|System: Xbox 360|
|Dev: Lionhead Studios|
|Release: May 2, 2012|
|Screen Resolution: 480p-1080p||Mild Fantasy Violence|
The strangest thing about Fable Heroes, to me, is that a series founded on the premise of freedom, of being able to define one's own experience through the course of a grand fantasy adventure, has given birth to a stunted, would-be party game such as this in the downloadable sector.
That isn't to say that even the Fable games under Molyneux had a particularly good history—Pub Games was pretty atrocious, feeding on the hype surrounding the second Fable to get people interested—but this seems like a real project, like it really wanted to be something interesting and enjoyable. While there are some good concepts here, and each level does branch at the end, either into a minigame or a boss battle (either of which is unlocked on the map upon completion), it feels overly rigid and barren. Its content demands replay if one actually desires completion, since its score requirements for level grades are impossible to achieve without gold-gathering upgrades and the levels must all be replayed at least once if one wishes to see every boss battle and minigame. (Though, the minigames aren't generally worth it, extremely simplistic and rough around the edges. That said, the game does not tell you which path, at level's end, leads to a boss and which leads to a minigame, so you'll probably have to replay at least a few.)
And, in general, a lack of polish is the takeaway here.
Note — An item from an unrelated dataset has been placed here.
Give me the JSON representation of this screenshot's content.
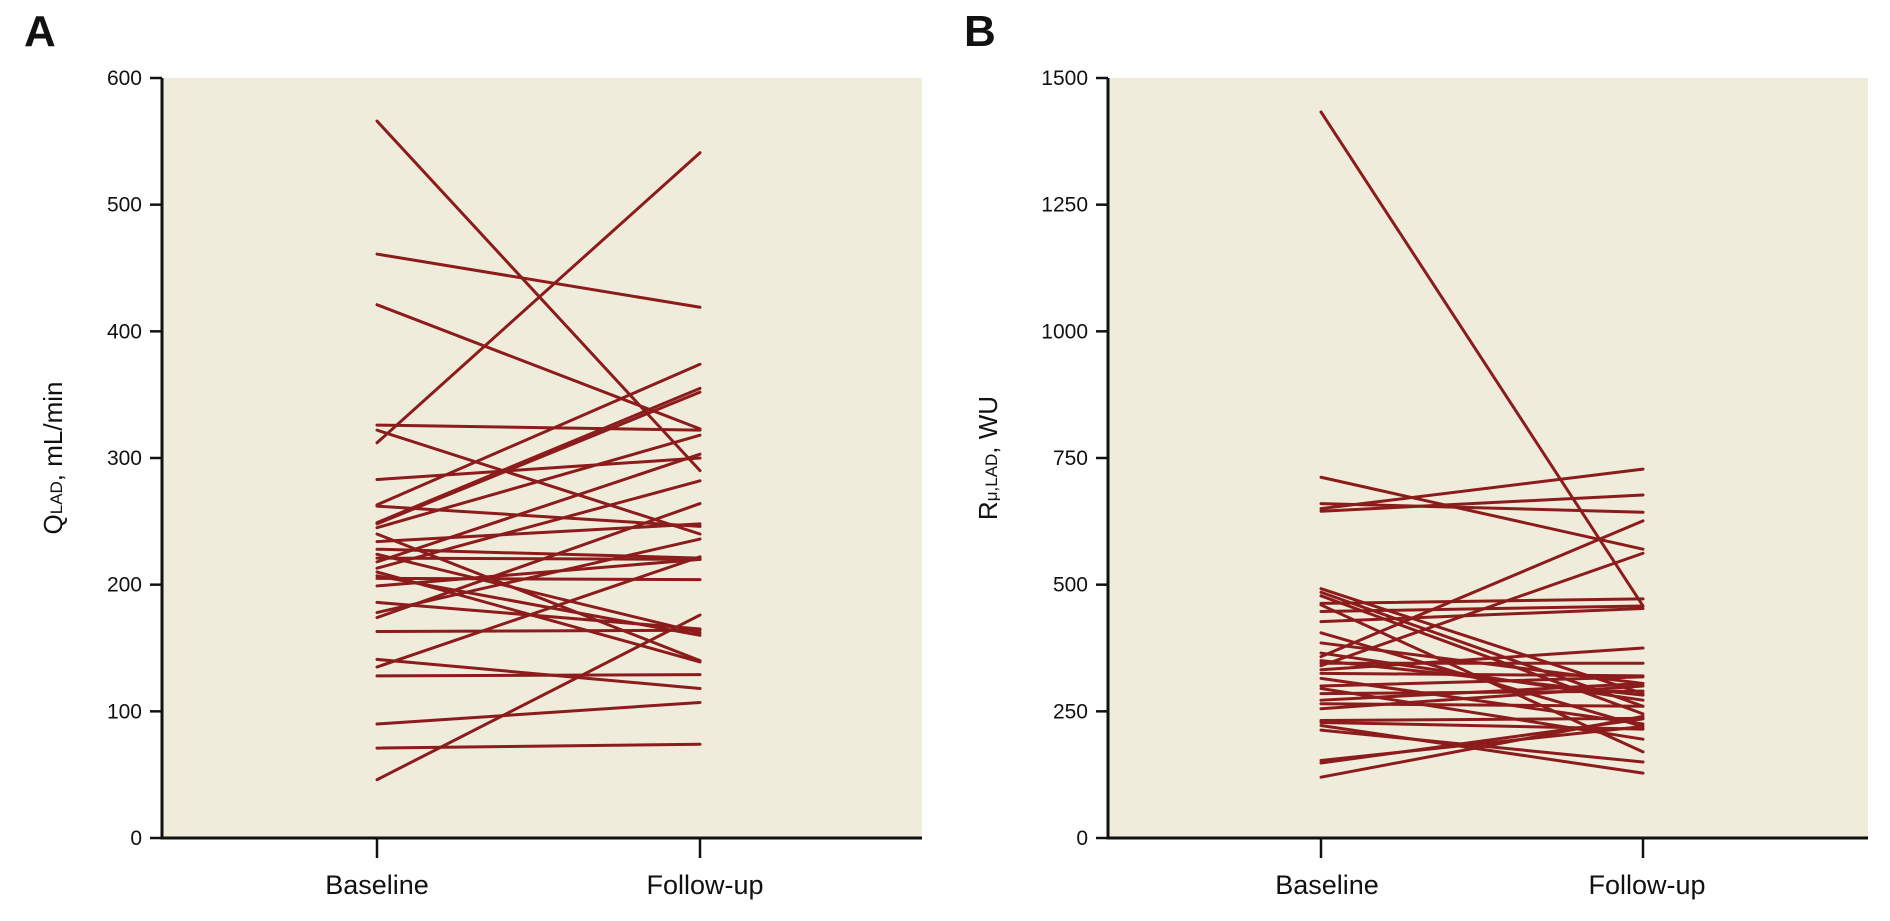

It's probably best illustrated in the Gravestone level, in which my co-op buddy and I played through and found the end-level minigame to be an endless survival challenge; last player standing won the top prize (all of the minigames were competitive in the manner, and gold collected during a level is not shared, much like rupees in the Four Swords Zelda spin-offs). After our A.I. partners were knocked out, we spent almost four minutes of dreadful monotony slaying pumpkin-headed Hollow Men until, finally, one of us decided to commit suicide against an exploding pumpkin head. A game should have compelling enough gameplay that a standoff is tense and enjoyable, not dull and monotonous to the point of drudgery.